In 1924, control of Pompeii as an archaeological site was passed to a man named Amedeo Maiuri, who would remain in charge until the 1960s. A man installed by Mussolini to further the fascist regime’s revisionist history to create the myth of Rome. Maiuri would undertake the most extensive “renovations” of Pompeii to date, resulting in the multi-story buildings that tourists walk through to this day (except for the ones rebuilt after being bombed during WWII).

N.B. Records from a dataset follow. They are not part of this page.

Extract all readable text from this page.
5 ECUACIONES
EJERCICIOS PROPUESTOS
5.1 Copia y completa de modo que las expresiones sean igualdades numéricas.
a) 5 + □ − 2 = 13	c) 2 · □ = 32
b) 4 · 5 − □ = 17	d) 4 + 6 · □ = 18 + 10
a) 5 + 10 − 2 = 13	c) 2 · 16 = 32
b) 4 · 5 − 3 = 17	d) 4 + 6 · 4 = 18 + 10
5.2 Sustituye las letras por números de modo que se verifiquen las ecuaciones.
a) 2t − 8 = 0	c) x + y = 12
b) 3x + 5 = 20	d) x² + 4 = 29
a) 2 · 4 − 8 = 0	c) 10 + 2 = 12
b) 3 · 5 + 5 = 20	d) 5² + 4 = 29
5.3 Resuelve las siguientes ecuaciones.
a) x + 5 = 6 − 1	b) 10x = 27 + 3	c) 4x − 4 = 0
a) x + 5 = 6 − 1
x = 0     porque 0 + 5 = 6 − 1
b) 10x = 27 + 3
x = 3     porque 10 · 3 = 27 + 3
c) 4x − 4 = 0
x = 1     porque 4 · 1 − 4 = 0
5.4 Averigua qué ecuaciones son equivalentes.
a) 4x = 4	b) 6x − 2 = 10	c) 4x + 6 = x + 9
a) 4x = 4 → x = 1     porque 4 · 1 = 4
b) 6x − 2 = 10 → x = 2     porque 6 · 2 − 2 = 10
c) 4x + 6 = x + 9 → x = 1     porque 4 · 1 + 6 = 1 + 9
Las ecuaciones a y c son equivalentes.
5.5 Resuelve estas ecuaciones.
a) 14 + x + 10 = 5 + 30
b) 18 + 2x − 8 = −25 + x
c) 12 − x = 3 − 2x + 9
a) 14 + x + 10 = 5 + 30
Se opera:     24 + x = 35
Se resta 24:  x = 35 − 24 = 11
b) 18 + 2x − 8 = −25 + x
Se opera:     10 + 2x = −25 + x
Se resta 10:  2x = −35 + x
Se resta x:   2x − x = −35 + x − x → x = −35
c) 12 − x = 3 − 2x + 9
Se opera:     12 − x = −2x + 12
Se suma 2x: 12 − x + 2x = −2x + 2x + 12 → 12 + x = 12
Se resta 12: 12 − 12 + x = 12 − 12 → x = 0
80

“It is argued here that Maiuri’s writings as well as his museological practice in the reconstruction of Herculaneum as a ‘resurrected’ and ‘living’ Roman town, represent an attempt to further develop the affective aspect of the fascist doctrine of romanità. Maiuri, drawn to the ‘action not words’ of fascism, provided the regime’s propaganda with an inspiring example of what willpower, hard work and modern machines could achieve in the archaeology of the ‘New Italy.’”

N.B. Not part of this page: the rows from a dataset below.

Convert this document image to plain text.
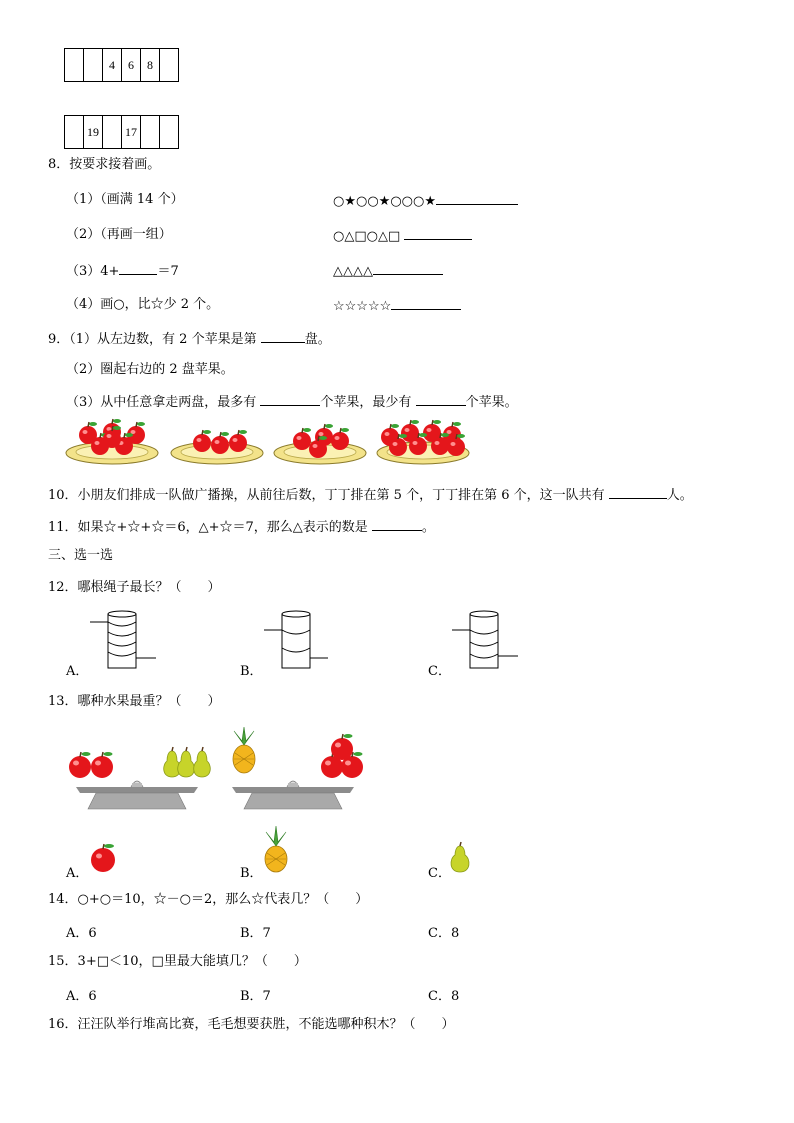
		4	6	8	
	19		17		
8．按要求接着画。
（1）（画满 14 个）	○★○○★○○○★
（2）（再画一组）	○△□○△□
（3）4+	＝7	△△△△
（4）画○，比☆少 2 个。	☆☆☆☆☆
9．（1）从左边数，有 2 个苹果是第	盘。
（2）圈起右边的 2 盘苹果。
（3）从中任意拿走两盘，最多有	个苹果，最少有	个苹果。
10．小朋友们排成一队做广播操，从前往后数，丁丁排在第 5 个，丁丁排在第 6 个，这一队共有	人。
11．如果☆+☆+☆＝6，△+☆＝7，那么△表示的数是	。
三、选一选
12．哪根绳子最长？（　　）
A．	B．	C．
13．哪种水果最重？（　　）
A．	B．	C．
14．○+○＝10，☆－○＝2，那么☆代表几？（　　）
A．6	B．7	C．8
15．3+□＜10，□里最大能填几？（　　）
A．6	B．7	C．8
16．汪汪队举行堆高比赛，毛毛想要获胜，不能选哪种积木？（　　）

Precisely nothing about Pompeii is “Roman” save some of the graffiti of indeterminable age. (Most graffiti off the main square is not written in Latin but in Greek). The city is pinned to the accepted chronology by the thinnest of premises. The “first hand” account by Pliny the Younger. Except the oldest dateable extant copy of that account stems from the 16th century when they were miraculously “rediscovered” though the letters themselves were never produced. Recent archaeological sleuthing places the eruption as happening in the autumn, likely October. Not the August date given by “Pliny”.
Then there’s the problem with the lack of volcanic evidence. Yes, Pompeii was buried during a Vesuvius eruption. Multiple times. But there is no evidence of an eruption of the size and force to complete that task in 79CE. With an alleged VEI (Volcanic Explosive Index) between 5 and 6, debris and tephra would have spewed upward and been picked up by the upper atmosphere to be deposited throughout the northern hemisphere. Specifically in Greenland, where climatologists have been drilling ice cores for decades to better understand the history of how and why climate change occurs. As the field has become more advanced, it turns out every volcano has a unique chemical make-up in its tephra. Like DNA but for volcanoes. There is no tephra layer to indicate Vesuvius erupted in 79CE or any date nearby. If the volcano had erupted with the force necessary to bury Pompeii, it would be there.
So if Pompeii isn’t an Iron Age settlement, what is it? That’s the mystery. If I was a betting gal, I’d put my money on it being Bronze Age and Minoan adjacent. There is a well-known and scientifically confirmable Vesuvius eruption in approximately 2000BCE. A date that corresponds with some of the oldest dates for those buried in Porta Nocera. In fact, in the early 21st century, a Bronze Age town was discovered near Pompeii. Completely buried by that eruption in exactly the same matter as Pompeii. Of course, this is merely one hypothesis. But until archaeologists are willing to push back against the stubborn but incorrect public perception of Pompeii as a “Roman” ruin, we’ll be stuck in the fog of history.